Mad, Beautiful Ideas
Angel Financing and Pitch Fees

Jason Calacanis has been on a crusade lately, one which I can fully back. Frankly, this was something of a surprise, since I'm generally debating unfollowing Calacanis on Twitter, and his voice grates on my ears from too many episodes of This Week in Tech where I grew to tire of his elitist attitude. While I acknowledge and respect his success, I'm generally far less sure about him being right than he is.

That said, I really like Calacanis' focus on helping startups. He's been involved with TechCrunch50 in the past, and lately he's begun a crusade against Angel Investors who actually charge startups to pitch, including a followup where he discusses that one of the firms is threatening to sue him for telling the truth and expressing an opinion in an ugly fashion, something I can certianly relate to.
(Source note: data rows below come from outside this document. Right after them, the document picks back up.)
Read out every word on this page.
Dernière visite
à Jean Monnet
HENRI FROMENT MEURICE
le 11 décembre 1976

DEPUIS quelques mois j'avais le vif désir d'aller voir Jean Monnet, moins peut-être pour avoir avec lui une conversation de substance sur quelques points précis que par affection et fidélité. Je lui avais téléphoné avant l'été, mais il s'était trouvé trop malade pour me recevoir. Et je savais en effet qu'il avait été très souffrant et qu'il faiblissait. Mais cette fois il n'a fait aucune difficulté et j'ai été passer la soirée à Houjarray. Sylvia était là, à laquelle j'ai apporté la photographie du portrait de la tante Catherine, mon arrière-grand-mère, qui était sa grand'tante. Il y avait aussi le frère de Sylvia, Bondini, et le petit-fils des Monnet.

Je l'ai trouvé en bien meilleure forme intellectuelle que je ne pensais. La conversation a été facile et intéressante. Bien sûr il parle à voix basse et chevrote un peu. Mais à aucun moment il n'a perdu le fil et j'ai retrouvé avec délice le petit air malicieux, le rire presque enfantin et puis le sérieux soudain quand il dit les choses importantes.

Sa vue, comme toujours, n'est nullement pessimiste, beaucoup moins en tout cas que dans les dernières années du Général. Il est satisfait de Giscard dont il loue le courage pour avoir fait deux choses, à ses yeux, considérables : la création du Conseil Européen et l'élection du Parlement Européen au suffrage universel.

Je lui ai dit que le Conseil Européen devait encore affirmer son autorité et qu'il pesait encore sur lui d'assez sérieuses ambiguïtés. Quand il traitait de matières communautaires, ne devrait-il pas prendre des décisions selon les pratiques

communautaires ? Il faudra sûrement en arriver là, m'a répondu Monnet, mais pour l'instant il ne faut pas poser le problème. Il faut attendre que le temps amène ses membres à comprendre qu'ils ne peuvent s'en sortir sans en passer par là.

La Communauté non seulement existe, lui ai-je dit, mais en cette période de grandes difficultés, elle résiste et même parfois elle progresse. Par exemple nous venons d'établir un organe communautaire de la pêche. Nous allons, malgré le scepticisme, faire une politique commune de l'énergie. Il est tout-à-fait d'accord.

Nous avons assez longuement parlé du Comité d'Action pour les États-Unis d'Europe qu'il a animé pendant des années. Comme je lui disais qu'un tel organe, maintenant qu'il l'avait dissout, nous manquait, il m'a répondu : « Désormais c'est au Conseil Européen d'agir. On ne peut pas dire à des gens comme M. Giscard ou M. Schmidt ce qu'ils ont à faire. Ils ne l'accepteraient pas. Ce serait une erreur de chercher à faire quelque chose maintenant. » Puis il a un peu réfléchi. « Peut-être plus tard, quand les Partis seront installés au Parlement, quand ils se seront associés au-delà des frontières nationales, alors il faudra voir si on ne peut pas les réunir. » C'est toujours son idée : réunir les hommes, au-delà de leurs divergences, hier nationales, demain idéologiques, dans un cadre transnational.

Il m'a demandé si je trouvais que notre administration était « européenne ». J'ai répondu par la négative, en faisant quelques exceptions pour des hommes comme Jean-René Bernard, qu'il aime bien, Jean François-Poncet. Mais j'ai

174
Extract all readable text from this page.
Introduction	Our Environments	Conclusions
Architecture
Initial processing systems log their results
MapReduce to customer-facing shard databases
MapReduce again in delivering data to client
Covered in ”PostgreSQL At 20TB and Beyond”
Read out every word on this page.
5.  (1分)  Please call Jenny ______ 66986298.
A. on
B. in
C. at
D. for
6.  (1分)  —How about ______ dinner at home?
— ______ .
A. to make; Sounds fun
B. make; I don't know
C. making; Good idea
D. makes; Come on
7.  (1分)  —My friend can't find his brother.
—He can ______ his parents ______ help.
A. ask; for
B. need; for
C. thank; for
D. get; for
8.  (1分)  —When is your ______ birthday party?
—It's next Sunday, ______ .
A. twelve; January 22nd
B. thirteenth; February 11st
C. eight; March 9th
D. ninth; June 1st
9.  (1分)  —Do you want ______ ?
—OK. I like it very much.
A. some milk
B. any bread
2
Why is it so unreasonable to charge investors to present? Simply because these angel investors (a term I consider to be somewhat dishonest) are usually given a pretty significant share in a company in exchange for their investment. I'm not saying this isn't a deserved share, this is after all an investment, but these investors are looking to make money, plain and simple, and startups happens to be a pretty good way to potentially turn a good profit. Sure, there is more risk, but when a startup pays out, it pays out big, generally.

Anyway, enough complaining about the term 'Angel'. The fact is these investors occupy a really import market segment. Of course, reading some of these rebuttals, it seems that the people charging are firms that represent investors, not the investors themselves, which says to me that they simply have a flawed business model.

Ultimately, what's coming out of Calacanis' post is simple: If you're a startup, looking for venture capital, don't pitch to any organization which requires fees to pitch, or put you in contact with investors. Investors want to invest their money in startups they believe in. Sure, finding investors can be difficult, but starting with people like Jason Calacanis, who know a lot of VCs, or any of the investors on the panels at TechCrunch50.

When you're chasing a dream, make sure you don't get screwed in the process.